Symmetry Augmentation: This method leverages physical symmetries of robotic systems to augment training data, accelerating sample generation and promoting symmetric behaviors. The augmentation is reinforced via an additional symmetry loss, improving policy generalization and stability.
Curiosity-Driven Exploration: RSL-RL implements a modified Random Network Distillation (RND) approach, focusing intrinsic rewards on selected state subspaces. This targeted curiosity mechanism enhances exploration in sparse reward environments, reducing reliance on hand-crafted dense rewards and enabling efficient learning in complex tasks.

Implementation Details and Extensibility

RSL-RL is implemented in Python and PyTorch, with a custom VecEnv interface requiring environments to support same-step reset and return batched PyTorch tensors structured as TensorDicts. This design enables flexible routing of observation components and seamless integration of auxiliary techniques such as RND and latent reconstruction.

The PPO implementation incorporates best practices for large-batch training, including random early episode termination to mitigate correlated rollouts and explicit management of recurrent network hidden states for correct Backpropagation Through Time (BPTT). The framework supports distributed training across multiple GPUs and nodes, facilitating high-throughput experimentation in large-scale simulation environments.

Logging, Evaluation, and Integration

RSL-RL provides native support for TensorBoard, Weights & Biases, and Neptune, enabling both local and cloud-based experiment tracking.

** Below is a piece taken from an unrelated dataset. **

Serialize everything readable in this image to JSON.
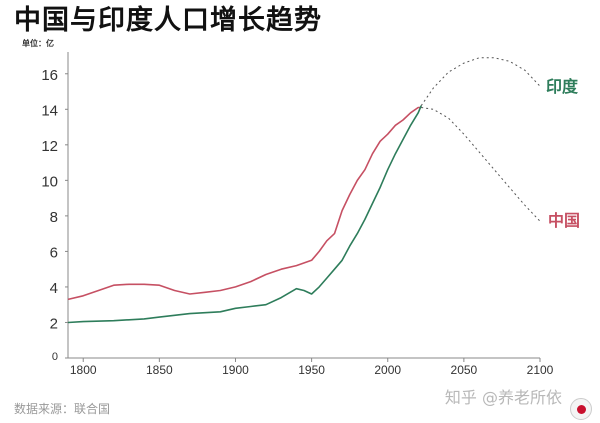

The framework is integrated with major GPU-accelerated robotic simulation platforms, including NVIDIA Isaac Lab, MuJoCo Playground, and Genesis, allowing out-of-the-box deployment for a wide range of robotic systems.

Empirical Validation and Research Applications

RSL-RL has been validated in both simulation and real-world robotic experiments. Initial demonstrations achieved rapid training of legged locomotion policies in minutes using massively parallel simulation. Subsequent research has leveraged the framework for sim-to-real transfer, whole-body control, mixed action distributions, teacher-student distillation, attention-based architectures, adversarial and DeepMimic style training, and constraint-aware RL via P3O and CaT. The symmetry augmentation methods have been applied to multi-agent coordination and low-level control, evidencing the framework's versatility in advanced robotics research.

Limitations and Appropriate Use Cases

RSL-RL is optimized for robotics research, particularly for developing and deploying RL-based controllers in real-world systems. Its compact codebase and focused algorithm set make it ideal for researchers seeking rapid prototyping and extensibility. However, the library is not suited for general-purpose RL benchmarking or pure imitation learning, as it intentionally restricts algorithmic breadth to maintain simplicity and relevance for robotics.

Implications and Future Directions

The deliberate specialization of RSL-RL for robotics research has practical implications for accelerating the development and deployment of learning-based controllers. Its modularity and extensibility lower the barrier for implementing novel algorithms and integrating domain-specific techniques. The framework's emphasis on sim-to-real transfer and support for distributed, high-throughput training positions it as a valuable tool for advancing real-world robotic autonomy.

Future developments may include the addition of further RL algorithms, expanded auxiliary techniques, and enhanced support for emerging simulation platforms. The continued evolution of RSL-RL will likely track advances in RL for robotics, such as hierarchical control, multi-agent coordination, and improved sim-to-real adaptation strategies.

Conclusion

RSL-RL provides a compact, extensible, and robotics-focused RL library that addresses the practical needs of robotics researchers. Its modular architecture, curated algorithm set, and integration with leading simulation platforms facilitate efficient development and deployment of learning-based controllers. While not intended for general-purpose RL research, RSL-RL is well-positioned to support ongoing advances in robotics, particularly in domains requiring rapid prototyping, sim-to-real transfer, and specialized learning techniques.